Era la verdad.
Y la familia Jiménez siempre vivía al borde del ataque de nervios por la salud de Paz.
Al escuchar la explicación, Julián murmuró en comprensión, manteniendo la calma.
Ambos se quedaron en silencio.
—¿Fabio está en Monterrey? —Julián fue el encargado de romper el hielo de nuevo.
Vanesa sabía muy bien que, aunque el doctor no hubiera dicho nada, la administración del edificio se lo habría informado a Julián de igual modo.
Al fin y al cabo, el escándalo del día anterior no había pasado desapercibido.
Y ese edificio residencial pertenecía a la familia Jiménez.
Por lo tanto, no vio sentido en ocultarlo: —Sí. Está en el departamento de al lado. Resulta que el dueño de la propiedad desocupada en el último piso siempre fue él.
Julián se sorprendió genuinamente.
Antes de que pudiera indagar más, Vanesa se le adelantó con otra revelación.
—El profesor Éxers es conocido de Fabio —añadió en un tono apagado.
El rostro de Julián se ensombreció; con esa simple frase, descifró de inmediato lo que Vanesa estaba pensando.
—¿Te lo dijo Fabio? —preguntó directamente.

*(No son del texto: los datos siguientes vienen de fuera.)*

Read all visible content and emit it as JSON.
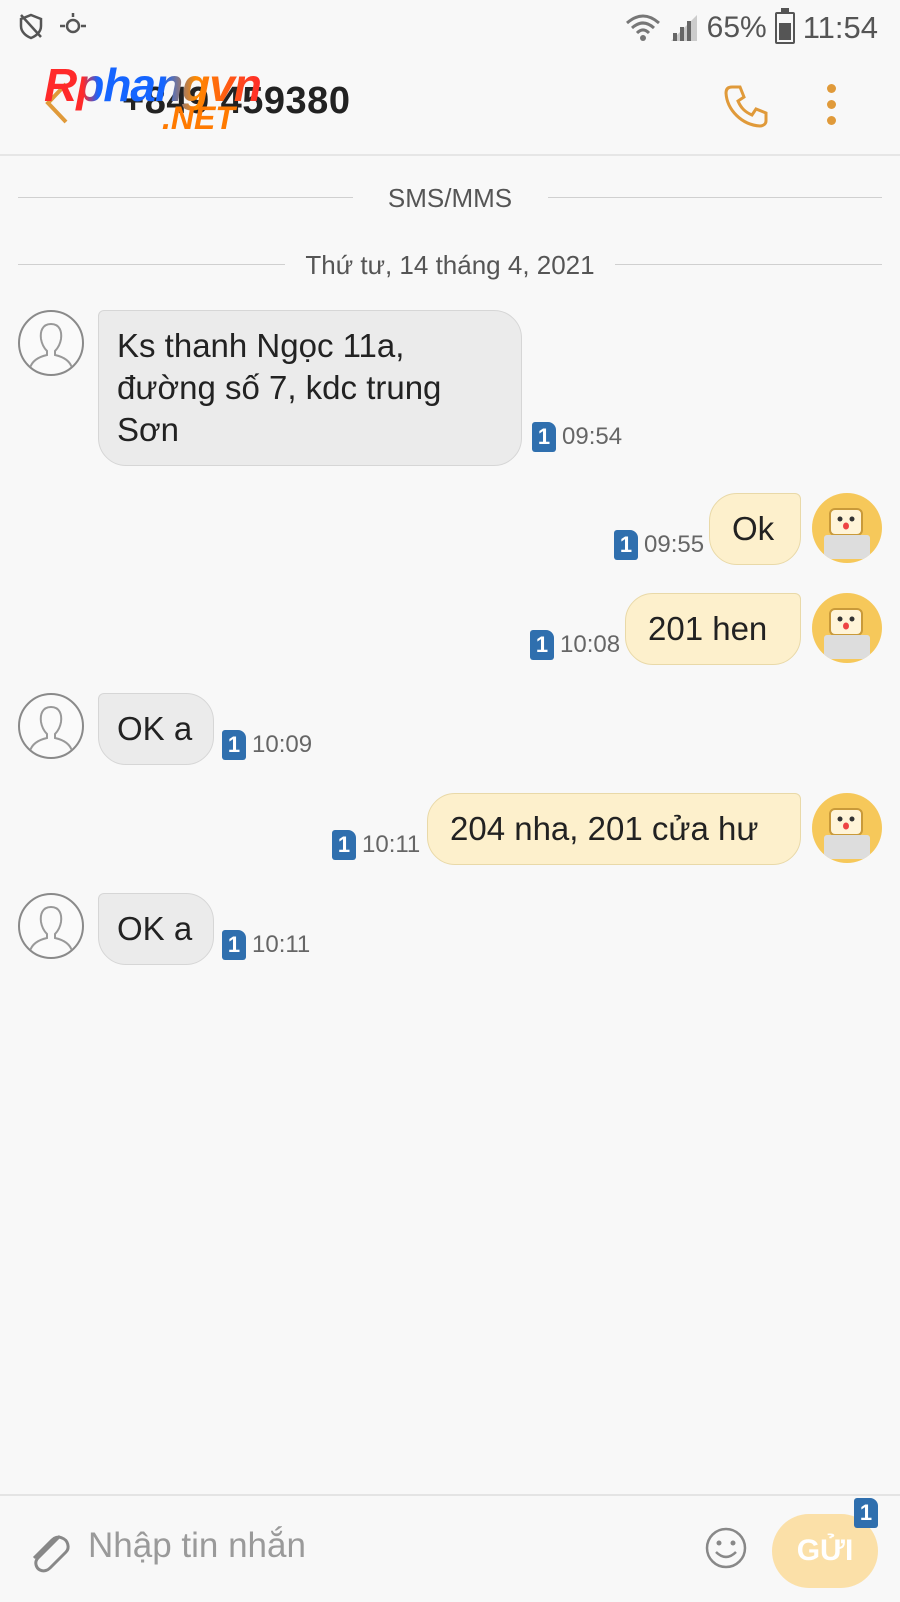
{
  "status_bar": {
    "battery_percent": "65%",
    "time": "11:54",
    "icons": [
      "shield-off-icon",
      "eye-comfort-icon",
      "wifi-icon",
      "signal-icon",
      "battery-icon"
    ]
  },
  "header": {
    "back_icon": "chevron-left-icon",
    "contact": "+849 459380",
    "call_icon": "phone-icon",
    "menu_icon": "more-vertical-icon"
  },
  "watermark": {
    "line1": "Rphangvn",
    "line2": ".NET"
  },
  "conversation": {
    "type_label": "SMS/MMS",
    "date_label": "Thứ tư, 14 tháng 4, 2021"
  },
  "messages": [
    {
      "direction": "in",
      "text": "Ks thanh Ngọc 11a, đường số 7, kdc trung Sơn",
      "sim": "1",
      "time": "09:54"
    },
    {
      "direction": "out",
      "text": "Ok",
      "sim": "1",
      "time": "09:55"
    },
    {
      "direction": "out",
      "text": "201 hen",
      "sim": "1",
      "time": "10:08"
    },
    {
      "direction": "in",
      "text": "OK a",
      "sim": "1",
      "time": "10:09"
    },
    {
      "direction": "out",
      "text": "204 nha, 201 cửa hư",
      "sim": "1",
      "time": "10:11"
    },
    {
      "direction": "in",
      "text": "OK a",
      "sim": "1",
      "time": "10:11"
    }
  ],
  "composer": {
    "placeholder": "Nhập tin nhắn",
    "send_label": "GỬI",
    "send_sim": "1",
    "attach_icon": "paperclip-icon",
    "emoji_icon": "smiley-icon"
  },
  "colors": {
    "accent": "#e09a3a",
    "incoming_bubble": "#ebebeb",
    "outgoing_bubble": "#fdf0cc",
    "sim_badge": "#2f6fae"
  }
}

Vanesa asintió con un murmullo.
No había necesidad de mayores explicaciones.
Estaba claro: el asistente del profesor Éxers se había comunicado con Clarissa únicamente porque Fabio había movido los hilos.
Era una forma de presionar a Vanesa.
Una jugada sucia para obligarla a tomar una decisión.
Vanesa lo sabía.
Y, por supuesto, Julián también.
El silencio de Julián se volvió más pesado.
Pasó un largo rato antes de que volviera a hablar: —¿Así que has cambiado de opinión?
Vanesa sabía a qué se refería.
Bajó la mirada; la tensión le acalambraba los nervios.